RE: XForms Basic and Schema Validation

Hi Mark,

The notion of datatype is orthogonal to simple vs. complex type.

Section 2.2.1.3 of Schema Part 1 is clear in defining the fact that you 
can have a complex type with simple content. 
And you can datatype validate the simple content of a complex type.

>I agree if you were using the term datatype in its proper sense. But
>datatypes are simple types, not complex ones, so I disagree, since it 
sounds
>like you are using it to cover complex types.

I am using datatype in its proper sense, which is also what the spec is 
doing, I believe.
Datatypes are not simple types.  They are descriptions of string 
validations, which can
be used to validate content of both simple and complex types.
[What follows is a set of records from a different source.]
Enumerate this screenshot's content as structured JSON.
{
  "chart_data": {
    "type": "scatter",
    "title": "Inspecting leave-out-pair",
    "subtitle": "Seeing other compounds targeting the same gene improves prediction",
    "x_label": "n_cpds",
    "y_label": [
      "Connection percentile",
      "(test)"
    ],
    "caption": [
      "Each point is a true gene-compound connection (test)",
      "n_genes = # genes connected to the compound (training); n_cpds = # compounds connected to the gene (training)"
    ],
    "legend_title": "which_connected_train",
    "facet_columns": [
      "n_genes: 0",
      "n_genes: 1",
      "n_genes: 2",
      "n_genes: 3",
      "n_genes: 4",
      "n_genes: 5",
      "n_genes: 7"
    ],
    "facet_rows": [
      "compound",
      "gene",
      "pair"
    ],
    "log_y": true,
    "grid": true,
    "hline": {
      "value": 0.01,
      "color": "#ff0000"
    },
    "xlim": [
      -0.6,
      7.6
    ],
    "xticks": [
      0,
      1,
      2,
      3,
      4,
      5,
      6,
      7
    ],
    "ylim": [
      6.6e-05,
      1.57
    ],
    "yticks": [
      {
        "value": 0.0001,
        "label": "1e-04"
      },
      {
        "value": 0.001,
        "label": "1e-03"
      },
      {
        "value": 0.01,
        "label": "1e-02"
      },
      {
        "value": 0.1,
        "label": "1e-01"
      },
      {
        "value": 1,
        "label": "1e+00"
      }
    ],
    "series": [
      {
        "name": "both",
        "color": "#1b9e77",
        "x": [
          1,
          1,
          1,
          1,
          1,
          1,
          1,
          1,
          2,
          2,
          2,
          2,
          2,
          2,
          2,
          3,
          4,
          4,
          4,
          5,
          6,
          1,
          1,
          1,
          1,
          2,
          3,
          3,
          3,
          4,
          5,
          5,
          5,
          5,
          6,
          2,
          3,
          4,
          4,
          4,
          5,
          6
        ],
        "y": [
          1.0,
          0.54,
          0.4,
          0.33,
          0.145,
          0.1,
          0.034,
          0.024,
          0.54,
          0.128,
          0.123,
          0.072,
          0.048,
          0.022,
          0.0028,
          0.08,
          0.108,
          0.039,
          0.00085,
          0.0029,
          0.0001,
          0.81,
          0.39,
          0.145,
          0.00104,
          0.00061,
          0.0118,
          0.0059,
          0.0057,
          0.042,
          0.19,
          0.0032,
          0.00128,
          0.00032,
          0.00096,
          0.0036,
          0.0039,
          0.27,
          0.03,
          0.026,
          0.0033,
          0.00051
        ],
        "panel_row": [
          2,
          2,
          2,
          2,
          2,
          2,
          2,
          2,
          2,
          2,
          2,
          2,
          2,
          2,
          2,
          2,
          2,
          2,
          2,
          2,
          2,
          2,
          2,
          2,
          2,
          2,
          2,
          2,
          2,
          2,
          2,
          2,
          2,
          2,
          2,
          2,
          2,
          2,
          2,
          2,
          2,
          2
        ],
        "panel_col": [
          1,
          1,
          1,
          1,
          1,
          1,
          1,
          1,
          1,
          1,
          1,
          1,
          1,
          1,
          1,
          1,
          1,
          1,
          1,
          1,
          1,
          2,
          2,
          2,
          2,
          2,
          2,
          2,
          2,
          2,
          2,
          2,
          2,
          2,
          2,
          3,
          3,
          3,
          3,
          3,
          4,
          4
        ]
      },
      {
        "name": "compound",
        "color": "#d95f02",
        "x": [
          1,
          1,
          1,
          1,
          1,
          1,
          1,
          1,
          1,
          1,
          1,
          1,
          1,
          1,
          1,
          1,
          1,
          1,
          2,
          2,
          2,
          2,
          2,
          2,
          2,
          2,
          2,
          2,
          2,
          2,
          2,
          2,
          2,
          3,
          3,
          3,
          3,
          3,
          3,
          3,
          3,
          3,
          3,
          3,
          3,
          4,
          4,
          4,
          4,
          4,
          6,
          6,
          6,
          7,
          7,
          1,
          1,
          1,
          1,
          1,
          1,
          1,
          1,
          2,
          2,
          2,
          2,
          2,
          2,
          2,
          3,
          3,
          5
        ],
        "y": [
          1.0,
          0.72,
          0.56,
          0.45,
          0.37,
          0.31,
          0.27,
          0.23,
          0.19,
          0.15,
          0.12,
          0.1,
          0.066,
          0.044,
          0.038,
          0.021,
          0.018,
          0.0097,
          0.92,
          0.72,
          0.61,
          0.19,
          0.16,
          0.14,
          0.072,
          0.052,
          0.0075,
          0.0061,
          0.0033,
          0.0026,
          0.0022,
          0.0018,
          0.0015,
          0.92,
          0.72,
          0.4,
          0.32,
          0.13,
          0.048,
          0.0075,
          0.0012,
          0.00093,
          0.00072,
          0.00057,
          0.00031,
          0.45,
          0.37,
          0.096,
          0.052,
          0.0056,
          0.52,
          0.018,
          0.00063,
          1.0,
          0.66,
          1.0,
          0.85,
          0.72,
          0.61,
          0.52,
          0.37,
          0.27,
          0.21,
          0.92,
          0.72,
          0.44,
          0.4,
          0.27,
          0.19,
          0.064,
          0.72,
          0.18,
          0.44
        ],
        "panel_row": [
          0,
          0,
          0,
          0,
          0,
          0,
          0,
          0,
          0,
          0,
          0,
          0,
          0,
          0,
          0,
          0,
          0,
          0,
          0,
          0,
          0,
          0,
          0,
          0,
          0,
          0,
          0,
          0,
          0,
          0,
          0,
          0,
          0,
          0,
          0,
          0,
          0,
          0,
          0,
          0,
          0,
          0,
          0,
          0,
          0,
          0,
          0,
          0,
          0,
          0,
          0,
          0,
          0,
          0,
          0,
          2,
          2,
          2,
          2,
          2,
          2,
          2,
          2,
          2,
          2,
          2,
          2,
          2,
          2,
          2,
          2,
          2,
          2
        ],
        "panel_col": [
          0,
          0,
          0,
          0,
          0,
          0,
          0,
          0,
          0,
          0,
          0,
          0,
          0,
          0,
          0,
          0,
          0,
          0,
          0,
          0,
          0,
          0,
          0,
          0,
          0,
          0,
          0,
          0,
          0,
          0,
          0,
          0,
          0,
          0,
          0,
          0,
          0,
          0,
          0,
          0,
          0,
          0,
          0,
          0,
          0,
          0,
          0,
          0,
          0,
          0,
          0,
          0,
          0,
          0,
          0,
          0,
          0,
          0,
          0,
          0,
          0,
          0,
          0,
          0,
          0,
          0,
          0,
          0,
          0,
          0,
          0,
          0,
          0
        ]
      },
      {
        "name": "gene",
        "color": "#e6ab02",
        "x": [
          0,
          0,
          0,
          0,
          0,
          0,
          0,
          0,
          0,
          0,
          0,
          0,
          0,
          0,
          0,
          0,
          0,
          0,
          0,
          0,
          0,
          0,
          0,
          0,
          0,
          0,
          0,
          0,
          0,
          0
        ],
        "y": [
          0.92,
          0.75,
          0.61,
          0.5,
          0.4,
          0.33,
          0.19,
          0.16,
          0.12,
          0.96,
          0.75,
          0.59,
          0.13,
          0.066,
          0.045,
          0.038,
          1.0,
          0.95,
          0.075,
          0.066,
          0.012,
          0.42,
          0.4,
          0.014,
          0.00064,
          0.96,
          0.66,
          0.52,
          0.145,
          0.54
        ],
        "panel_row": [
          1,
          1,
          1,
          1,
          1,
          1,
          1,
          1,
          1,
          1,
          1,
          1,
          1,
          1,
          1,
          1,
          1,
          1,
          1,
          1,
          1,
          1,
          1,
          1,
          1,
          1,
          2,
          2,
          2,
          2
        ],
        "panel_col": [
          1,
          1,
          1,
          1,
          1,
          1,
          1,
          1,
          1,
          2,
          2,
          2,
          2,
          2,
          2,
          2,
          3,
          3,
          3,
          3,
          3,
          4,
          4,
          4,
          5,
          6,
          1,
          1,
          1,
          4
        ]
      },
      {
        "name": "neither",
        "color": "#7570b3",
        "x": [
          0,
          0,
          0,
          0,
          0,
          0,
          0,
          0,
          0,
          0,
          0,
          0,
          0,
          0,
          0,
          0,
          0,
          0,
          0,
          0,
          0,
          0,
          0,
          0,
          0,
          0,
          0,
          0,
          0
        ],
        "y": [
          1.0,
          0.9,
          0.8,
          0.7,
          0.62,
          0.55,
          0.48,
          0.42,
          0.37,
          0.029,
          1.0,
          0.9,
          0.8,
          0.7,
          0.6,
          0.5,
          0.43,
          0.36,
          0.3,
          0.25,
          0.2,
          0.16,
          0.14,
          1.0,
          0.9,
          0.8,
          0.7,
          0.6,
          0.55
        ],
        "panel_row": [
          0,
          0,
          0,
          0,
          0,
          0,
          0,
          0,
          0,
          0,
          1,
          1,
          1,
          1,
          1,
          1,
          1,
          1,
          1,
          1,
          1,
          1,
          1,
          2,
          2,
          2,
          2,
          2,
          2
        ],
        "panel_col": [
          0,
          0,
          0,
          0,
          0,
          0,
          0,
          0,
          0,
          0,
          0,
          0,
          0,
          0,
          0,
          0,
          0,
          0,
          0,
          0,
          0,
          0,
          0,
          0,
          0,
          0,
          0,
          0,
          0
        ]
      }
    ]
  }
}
>Well...firstly it actually says "XML Schema datatypes" which to me means
>'the datatypes from XML Schema Part 2'. In other words, it doesn't deal 
with
>other types defined by an author.

Sorry, but you are misreading "XML Schema datatypes" as "XML Schema 
built-in datatypes".
If XForms Basic had intended to refer to the built-in datatypes, it should 
have used
that term.  But XML Schema Part 2 is about providing the machinery for 
defining ones own 
datatypes. It then uses that machinery to create a number of built-in 
datatypes.  Note
that the built-in datatypes can be used in complex types that define 
simple content.

So, we are left with the fact that XForms 1.0 was designed to address the 
*main* use 
case for validation, which is user input validation.  That's why the spec 
contains
language associating the type MIP with schema datatype. If anything more 
than that works
for an implementation, it seems to me to be a bit of a bonus for that 
implementation.

John M. Boyer, Ph.D.
Senior Product Architect/Research Scientist
Co-Chair, W3C XForms Working Group
Workplace, Portal and Collaboration Software
IBM Victoria Software Lab
E-Mail: boyerj@ca.ibm.com  http://www.ibm.com/software/

Blog: http://www.ibm.com/developerworks/blogs/page/JohnBoyer





"Mark Birbeck" <mark.birbeck@x-port.net> 
Sent by: www-forms-request@w3.org
05/08/2006 05:33 AM

To
<www-forms@w3.org>
cc

Subject
RE: XForms Basic and Schema Validation







Hi John,

Here's an 'executive summary' of the points that I'll provide explanation
for, inline below:

  One problem with XForms Basic as defined is that it doesn't
  explain how the 'downgrading' of a complex type should take
  place. The second bullet (in XForms Basic) provides for the
  *possibility* of this downgrading by saying that a processor
  "may" choose to only support simple types, but nowhere is it
  explained what it would mean in practice. (And in reply to
  your and Raman's view that the third bullet deals with this,
  I'm afraid it doesn't--it deals with *datatypes*, which are
  simple types.)


>                The sentence says that all Schema datatypes other than 
the
> ones listed are to be treated as string, not all built-in schema
> datatypes.

Well...firstly it actually says "XML Schema datatypes" which to me means
'the datatypes from XML Schema Part 2'. In other words, it doesn't deal 
with
other types defined by an author.

But even if you ignore the "XML Schema" bit, the term used is 'datatype'
which has a very specific meaning; to infer that this sentence suggests 
that
any *complex* type that the author has defined should also be converted to
xs:string, would require you to include 'complex types' within the
definition of 'datatypes' which--as you rightly say in a discussion with
Allan on that very subject-- is incorrect. :)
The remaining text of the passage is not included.